I order to avoid the MustAlias vs NoAlias problem, we could introduce a scope per load-store pair. Of course, that might be a lot of extra scopes..
This was discussed earlier today in LLVM's AA Technical call. This method should work, but one possible gotcha came up: sometimes a memcpy lowering results in overlapping load/stores. Those overlapping load/stores must remain 'aliasing', so they should belong to the same scope.
// memcpy(dst, src, 23) becomes: store i64 dst+0, (load i64 src+0) // scope 0 store i64 dst+8, (load i64, src+8) // scope 1, not overlapping with previous pair store i64 dst+15, (load i64, src+15) // also scope 1, overlapping with previous pair
Not being able to catch that meeting. I am not sure the current SDAG would generate that. Let me check. If we did that in the current SDAG implementation, we may remove scoped AA metadata for that trailing (or maybe the heading) loads as the conservative solution before we introduce new scopes.
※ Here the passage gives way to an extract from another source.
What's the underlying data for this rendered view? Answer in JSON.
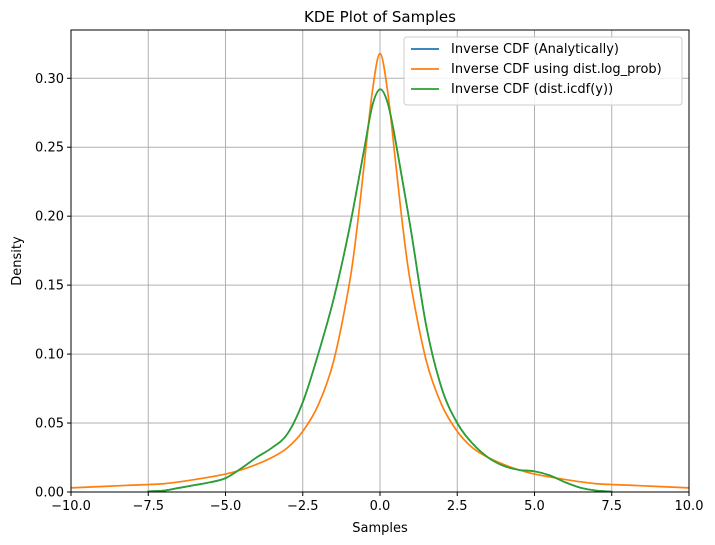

Just read the relevant threads and bugs reported on the change of allowing exact-overlap on llvm.memcpy. See the reference list at the end. Personally, I think it's OK to assume NoAlias added here. By allowing exact-overlap in llvm.memcpy, the most significant change is on the basic-aa, which must consider the case where the source and destination of llvm.memcpy is the same. The make senses at the IR level, where llvm.memcpy is treated as a single op as the exact-overlap means the copy is a no-op and won't always overwrite the destination memory. But, where we lower that copy into loads/stores, we say that loads/stores won't alias. That's fine as the order between loads and stores on the same offset (or location for the exact-overlap case) is established through the data dependency. In addition, the no-alias established here is a scoped one, which only applies to loads/stored from this llvm.memcpy only. It won't affect the AA result between them to loads/stores out of the scope. (This patch depends on https://reviews.llvm.org/D102215, which propagates scoped AA on mem ops into loads/stores after lowering.)
But, there are definitely issues where the backend may split/merge/narrow/widen memory operations. For split and narrow, they seem fine. I started to address the merge issue in https://reviews.llvm.org/D102821 to ensure the correct scoped AA is used on the merged stores or loads. For widen, mostly load widening, we have a quite tricky issue as the widening result, in most cases, doesn't care about extra content loaded from memory. They want to choose the widened one to maximize performance but we have the risk that simply reusing the scoped AA metadata may result in undesired behavior.
As mentioned in D102255#2766721, we still would need to use separate scopes for ever load/store pair.